Onto the forum I went with my tale of woe. What did I do wrong? Don’t pinch your skin too hard, came back the advice. Try injecting at an angle. OK, day 2 was going to be better, surely? This time I opted out of pinching my own skin and left the entire deed to my husband, who did a much better job, and I came away almost pain free. Phew! What I will say is that the after effects soon kicked in, leaving me with hip pain and a stomach ache. Oh well, only one more and that would be all for this cycle.
Having survived the first obstacles, the delayed side effects from my chemo popped along to give me something else to think about. I had studied the list of possible side effects several times and was clear on the fact that not everyone gets all of these. So I was fairly optimistic and thought I might be that person who sails through. Wrong!

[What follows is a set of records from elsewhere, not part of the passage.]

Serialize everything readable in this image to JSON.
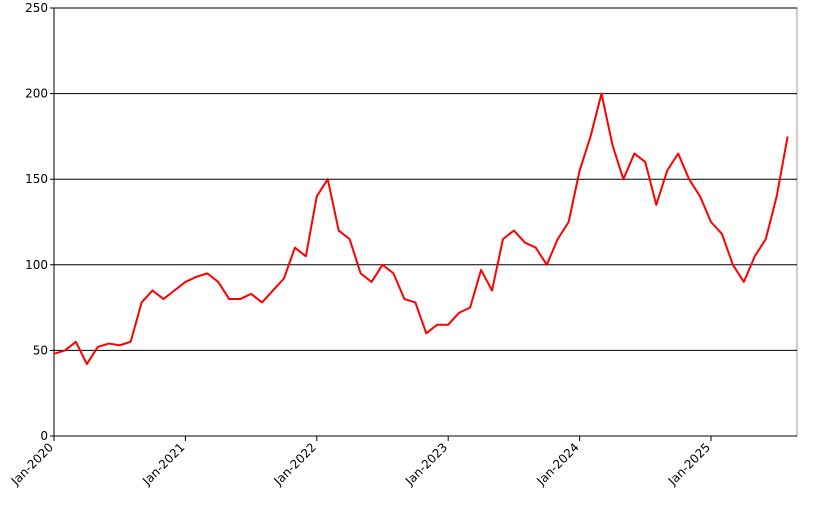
{
  "chart_data": {
    "type": "line",
    "categories": [
      "Jan-2020",
      null,
      null,
      null,
      null,
      null,
      null,
      null,
      null,
      null,
      null,
      null,
      "Jan-2021",
      null,
      null,
      null,
      null,
      null,
      null,
      null,
      null,
      null,
      null,
      null,
      "Jan-2022",
      null,
      null,
      null,
      null,
      null,
      null,
      null,
      null,
      null,
      null,
      null,
      "Jan-2023",
      null,
      null,
      null,
      null,
      null,
      null,
      null,
      null,
      null,
      null,
      null,
      "Jan-2024",
      null,
      null,
      null,
      null,
      null,
      null,
      null,
      null,
      null,
      null,
      null,
      "Jan-2025",
      null,
      null,
      null,
      null,
      null,
      null,
      null
    ],
    "series": [
      {
        "color": "#ff0000",
        "values": [
          48,
          50,
          55,
          42,
          52,
          54,
          53,
          55,
          78,
          85,
          80,
          85,
          90,
          93,
          95,
          90,
          80,
          80,
          83,
          78,
          85,
          92,
          110,
          105,
          140,
          150,
          120,
          115,
          95,
          90,
          100,
          95,
          80,
          78,
          60,
          65,
          65,
          72,
          75,
          97,
          85,
          115,
          120,
          113,
          110,
          100,
          115,
          125,
          155,
          175,
          200,
          170,
          150,
          165,
          160,
          135,
          155,
          165,
          150,
          140,
          125,
          118,
          100,
          90,
          105,
          115,
          140,
          175
        ]
      }
    ],
    "ylim": [
      0,
      250
    ],
    "yticks": [
      0,
      50,
      100,
      150,
      200,
      250
    ],
    "grid": true
  }
}
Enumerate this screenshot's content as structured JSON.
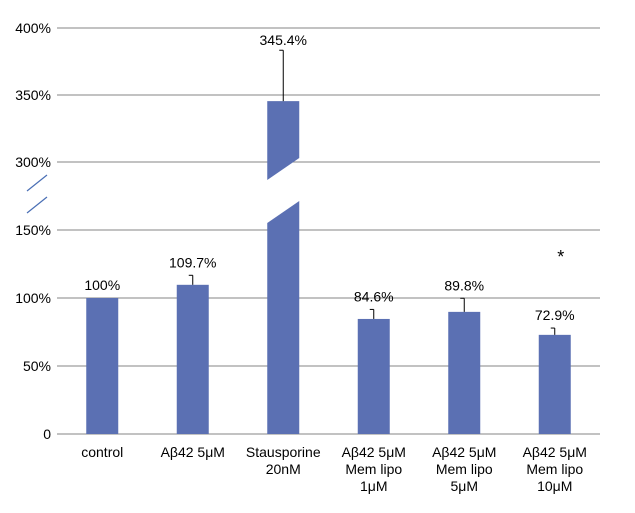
{
  "chart_data": {
    "type": "bar",
    "title": "",
    "xlabel": "",
    "ylabel": "",
    "axis_break": {
      "lower_max": 150,
      "upper_min": 300
    },
    "ylim": [
      0,
      400
    ],
    "grid": true,
    "legend": "none",
    "y_ticks": [
      "0",
      "50%",
      "100%",
      "150%",
      "300%",
      "350%",
      "400%"
    ],
    "categories": [
      [
        "control"
      ],
      [
        "Aβ42 5μM"
      ],
      [
        "Stausporine",
        "20nM"
      ],
      [
        "Aβ42 5μM",
        "Mem lipo",
        "1μM"
      ],
      [
        "Aβ42 5μM",
        "Mem lipo",
        "5μM"
      ],
      [
        "Aβ42 5μM",
        "Mem lipo",
        "10μM"
      ]
    ],
    "values": [
      100,
      109.7,
      345.4,
      84.6,
      89.8,
      72.9
    ],
    "error": [
      0,
      7,
      38,
      7,
      10,
      5
    ],
    "data_labels": [
      "100%",
      "109.7%",
      "345.4%",
      "84.6%",
      "89.8%",
      "72.9%"
    ],
    "significance": {
      "index": 5,
      "mark": "*"
    },
    "bar_color": "#5b70b3",
    "grid_color": "#868686"
  }
}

By day 4 I was learning the effects of Docetaxel first hand. It started with a complete lack of energy so a day on the sofa was on the cards. On day 5 I was hit with everything from terrible pain, to a borderline high temperature (37.5 which is the signal to call the hospital for advice), shivers and sweating, to bland tastebuds, a sore throat and an extremely dry tongue. Imagine a heavy dose of the flu and you’re partially there. On that morning I was sat in the bath having a complete Bridget Jones style meltdown (minus the cigarettes and alcohol) while my poor husband was wondering what he could possibly do to stop the floods of tears. One positive thing was that I didn’t feel nauseous like I did with FEC however I seemed to be treated to everything else going.
Day 6 was the ultimate low with me not even having the energy to get dressed. That is a first for me. What could I do but just let it run its course, except I had no idea how long I would feel like this. It seems the side effects are not willing to depart any time soon as I am now on day 8 and there is only a mild improvement. Having said that, I am happy to report that the beast which took over my personality for a few days has done a runner – for now anyway. Oh the joys of being filled with poisonous chemicals!
Still, the light at the end of the tunnel is there and I need to keep reminding myself that this is just a temporary blip. I am dressed and made up today – What an achievement!